Brazil’s Rousseff has intervened to curb utility rates, bank lending margins, mobile-phone fees and fuel prices — reducing earnings prospects for industries with a combined weighting of about 50 percent in the Bovespa index.

OAO MRSK Holding (MRKH), a Moscow-based power distributor, tumbled 49 percent during the past 12 months as President Vladimir Putin delayed tariff increases and signed a decree to combine the company with state-run Federal Grid Co., instead of selling shares to private investors as some analysts had anticipated.

Fed Stimulus

“The risk of the emerging markets is that the institutional frameworks are still a work in progress,” said Rupal Bhansali, who helps oversee about $5 billion as a New York-based chief investment officer for international equities at Ariel Investments LLC.

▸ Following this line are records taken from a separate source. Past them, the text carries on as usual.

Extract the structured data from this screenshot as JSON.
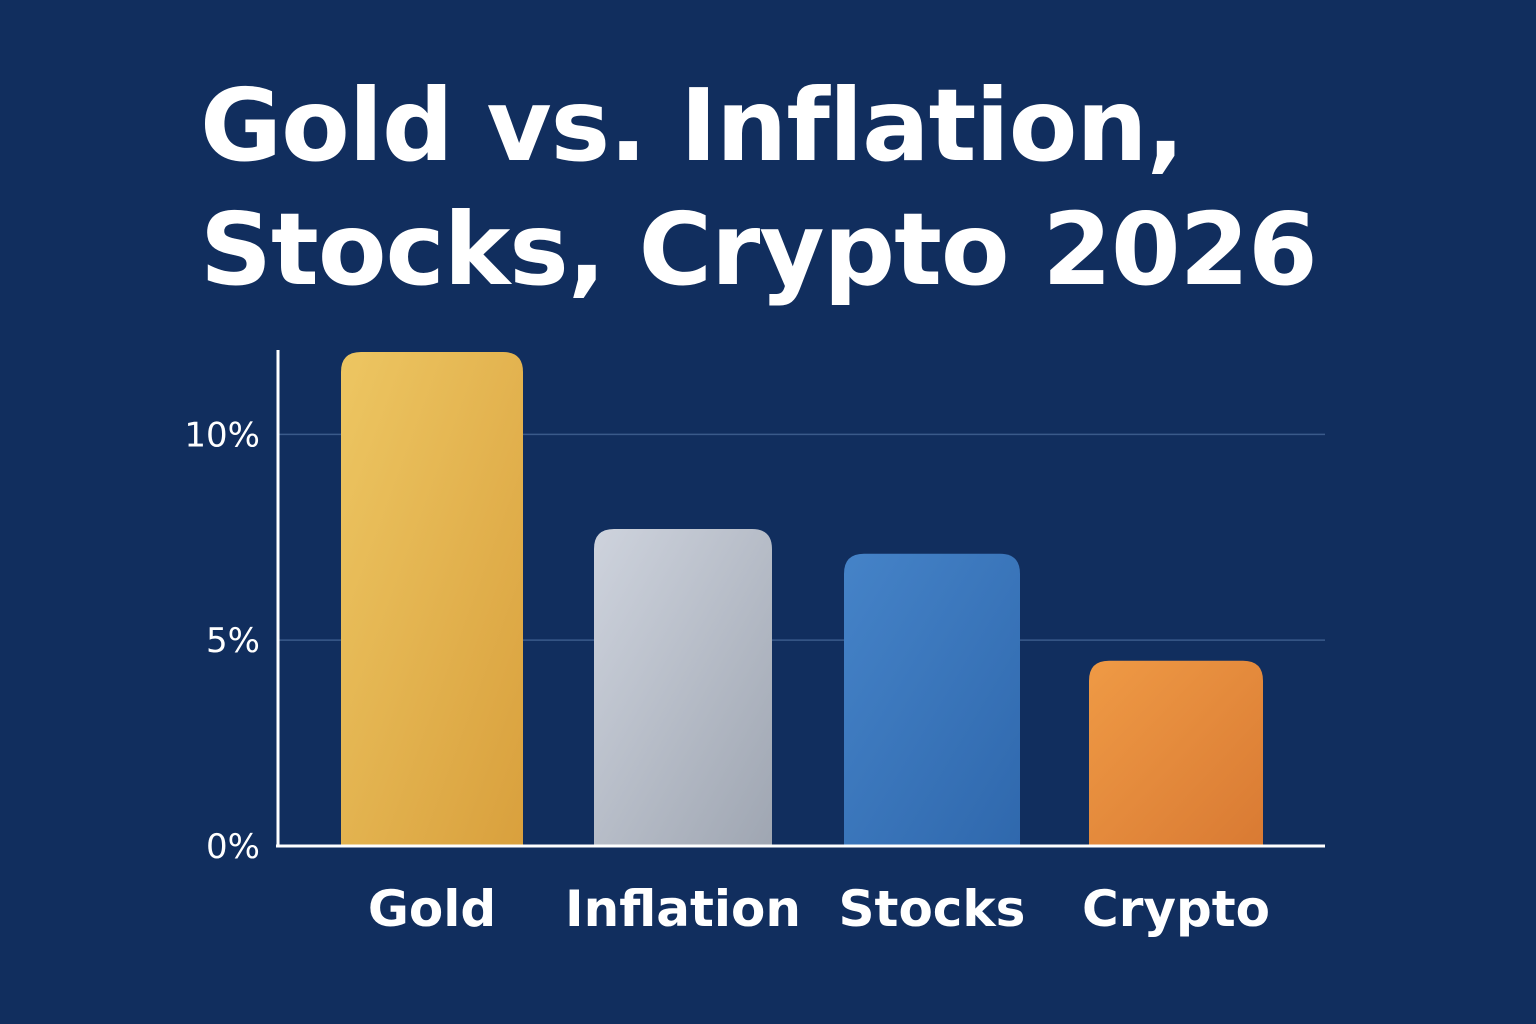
{
  "chart_data": {
    "type": "bar",
    "title_lines": [
      "Gold vs. Inflation,",
      "Stocks, Crypto 2026"
    ],
    "categories": [
      "Gold",
      "Inflation",
      "Stocks",
      "Crypto"
    ],
    "values": [
      12.0,
      7.7,
      7.1,
      4.5
    ],
    "unit": "%",
    "ylim": [
      0,
      12
    ],
    "yticks": [
      0,
      5,
      10
    ],
    "ytick_labels": [
      "0%",
      "5%",
      "10%"
    ],
    "grid": true,
    "legend": "none",
    "colors": {
      "background": "#112e5e",
      "Gold": [
        "#edc662",
        "#d9a03d"
      ],
      "Inflation": [
        "#ced3dd",
        "#9fa6b2"
      ],
      "Stocks": [
        "#4583c8",
        "#2f68ad"
      ],
      "Crypto": [
        "#ef9a45",
        "#d97a33"
      ],
      "gridline": "#3a5a8a",
      "axis": "#ffffff"
    }
  }
}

Inflation is preventing central banks in emerging markets from stimulating their economies as much as developed nations, said Jason Hsu, the chief investment officer of Newport Beach, California-based Research Affiliates LLC.

Consumer prices in Brazil rose at the fastest pace since December 2011 in February, spurring speculation that the central bank will raise its benchmark interest rate this year. People’s Bank of China Governor Zhou Xiaochuan said at a March 13 press conference that policy makers should be on “high alert” over inflation, while India’s central bank said on March 19 that scope for further monetary easing is limited.

By contrast, the Federal Reserve maintained its $85 billion-a-month bond purchase program on March 20 and Bank of Japan Governor Haruhiko Kuroda vowed the next day to pursue “bold” monetary stimulus.

“I can certainly see quantitative easing continuing” in advanced economies, said Andrew Milligan, who helps oversee about $264 billion as head of global strategy at Edinburgh-based Standard Life Investments Ltd. “At the margin, that’s going to support developed rather than emerging markets.”